Wenn ihr alles getan habt, was euch befohlen wurde, sollt ihr sagen: Wir sind unnütze Sklaven; wir haben nur unsere Schuldigkeit getan. (Lk 17,10)

32 Woche im Jahreskreis – Dienstag

Aus dem Heiligen Evangelium nach Lukas – Lk 17,7-10.
In jener Zeit sprach Jesus: Wenn einer von euch einen Sklaven hat, der pflügt oder das Vieh hütet, wird er etwa zu ihm, wenn er vom Feld kommt, sagen: Nimm gleich Platz zum Essen? Wird er nicht vielmehr zu ihm sagen: Mach mir etwas zu essen, gürte dich, und bediene mich; wenn ich gegessen und getrunken habe, kannst auch du essen und trinken. Bedankt er sich etwa bei dem Sklaven, weil er getan hat, was ihm befohlen wurde? So soll es auch bei euch sein: Wenn ihr alles getan habt, was euch befohlen wurde, sollt ihr sagen: Wir sind unnütze Sklaven; wir haben nur unsere Schuldigkeit getan.

Tagesimpuls:

Wenn ihr alles getan habt, was euch befohlen wurde, sollt ihr sagen: Wir sind unnütze Sklaven; wir haben nur unsere Schuldigkeit getan. (Lk 17,10)

Wir können Gott gegenüber keine Ansprüche stellen. Wir können ihm keine Rechnung präsentieren für das, was wir jetzt für ihn geleistet haben, die er dann bezahlen müsste. Wir haben kein Recht auf Belohnung. Wenn unsere Beziehung zu Gott wie eine Verhandlungssache wäre, wo wir die Bedingungen aushandeln und er uns dann am Ende bezahlen müsste, dann würden wir viel weniger erhalten. Dann wären wir nicht fähig, dass ewige Leben zu verdienen. Wir würden versagen. Wer etwas anderes denkt, der bildet sich etwas ein, was nicht stimmt. Wenn Menschen z.B. über Leid klagen und behaupten, sie hätten es nicht verdient, dann stimmt das nicht. Keiner kann so gut leben, dass er gegenüber Gott einen Anspruch verdient hätte.

Wenn ihr alles getan habt, was euch befohlen wurde, sollt ihr sagen: Wir sind unnütze Sklaven; wir haben nur unsere Schuldigkeit getan.
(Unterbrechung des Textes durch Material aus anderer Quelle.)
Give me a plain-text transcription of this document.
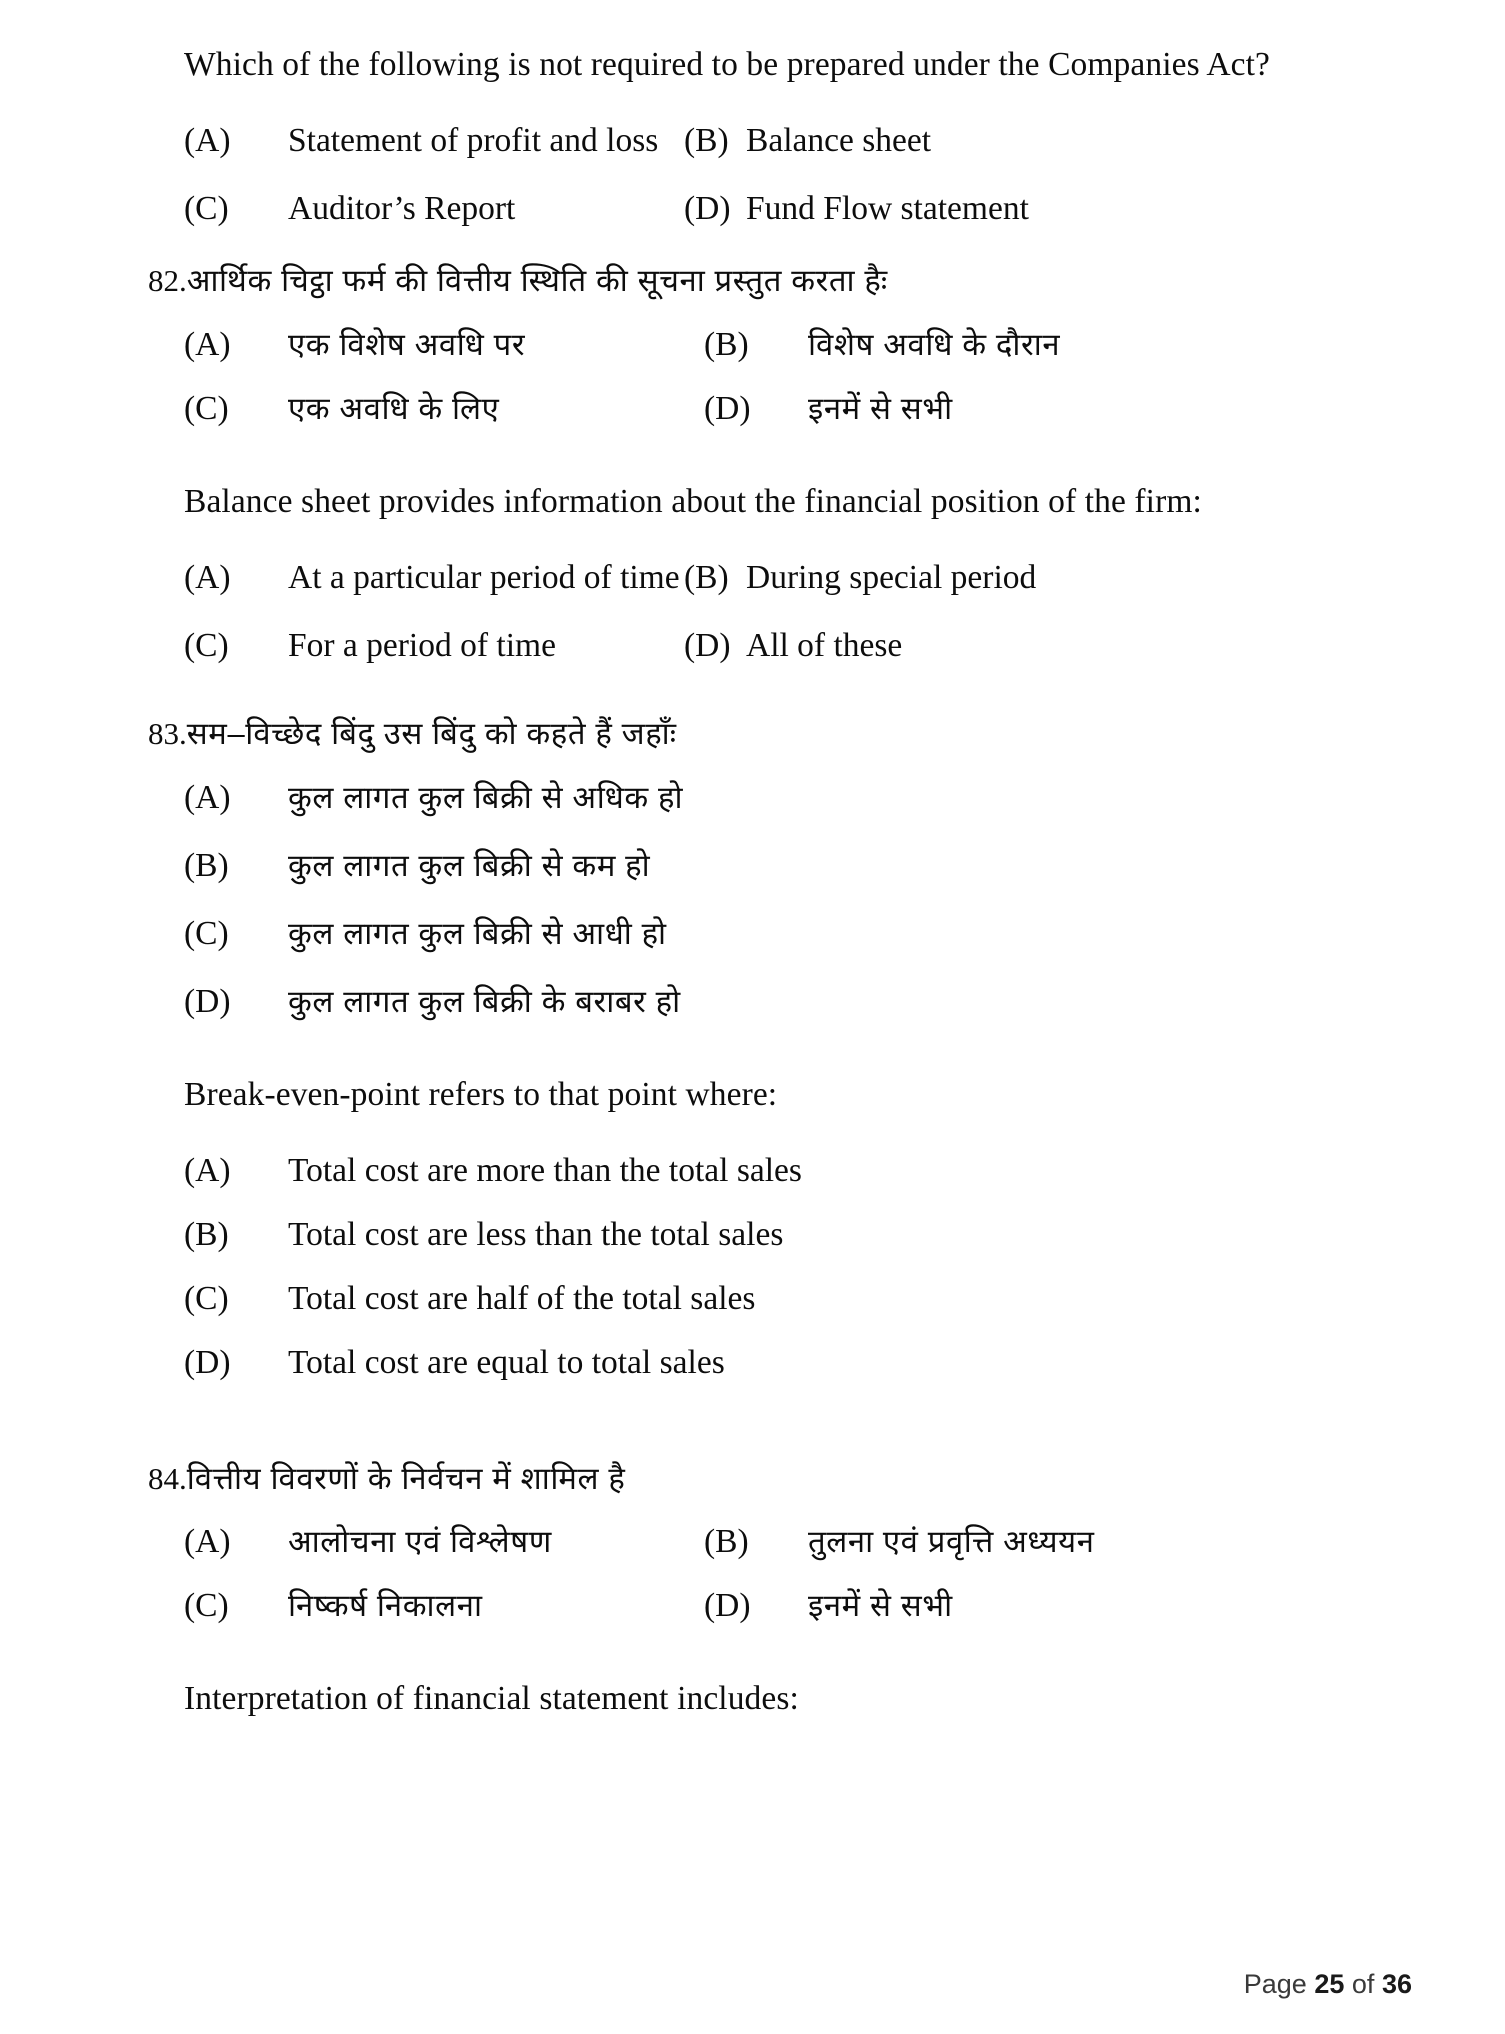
Which of the following is not required to be prepared under the Companies Act?
(A)	Statement of profit and loss (B) Balance sheet
(C)	Auditor’s Report	(D) Fund Flow statement
82.आर्थिक चिट्ठा फर्म की वित्तीय स्थिति की सूचना प्रस्तुत करता हैः
(A)	एक विशेष अवधि पर	(B)	विशेष अवधि के दौरान
(C)	एक अवधि के लिए	(D)	इनमें से सभी
Balance sheet provides information about the financial position of the firm:
(A)	At a particular period of time (B) During special period
(C)	For a period of time	(D) All of these
83.सम–विच्छेद बिंदु उस बिंदु को कहते हैं जहाँः
(A)	कुल लागत कुल बिक्री से अधिक हो
(B)	कुल लागत कुल बिक्री से कम हो
(C)	कुल लागत कुल बिक्री से आधी हो
(D)	कुल लागत कुल बिक्री के बराबर हो
Break-even-point refers to that point where:
(A)	Total cost are more than the total sales
(B)	Total cost are less than the total sales
(C)	Total cost are half of the total sales
(D)	Total cost are equal to total sales
84.वित्तीय विवरणों के निर्वचन में शामिल है
(A)	आलोचना एवं विश्लेषण	(B)	तुलना एवं प्रवृत्ति अध्ययन
(C)	निष्कर्ष निकालना	(D)	इनमें से सभी
Interpretation of financial statement includes:
Page 25 of 36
Wir sollen ja von der Gnade leben. Wir sind Kinder Gottes. Welches Kind würde sagen: „Jetzt war ich ein paar Stunden lang lieb, jetzt will ich als Belohnung dafür etwas zu Essen haben.“ Das Essen gibt es sowieso, weil die Eltern es den Kindern schenken. Die Liebe der Eltern ist unverdient. Das Kind kann sich die Liebe der Eltern nicht verdienen. Machen wir uns bewusst, dass unser Verhältnis zu Gott in erster Linie von Gnade geprägt ist! Wenn das klar ist, dann können wir aus Liebe zu Gott sehr viel tun. Wir können Jesus trösten, der so sehr unter den Sünden der Welt leidet. Wir können durch unsere Opfer Jesus sehr viel Liebe schenken. Dies ist etwas sehr Großes, was wir in diesem Leben tun können. Aber es ist unser Geschenk an Jesus, ebenso wie die Erlösung sein Geschenk an uns ist.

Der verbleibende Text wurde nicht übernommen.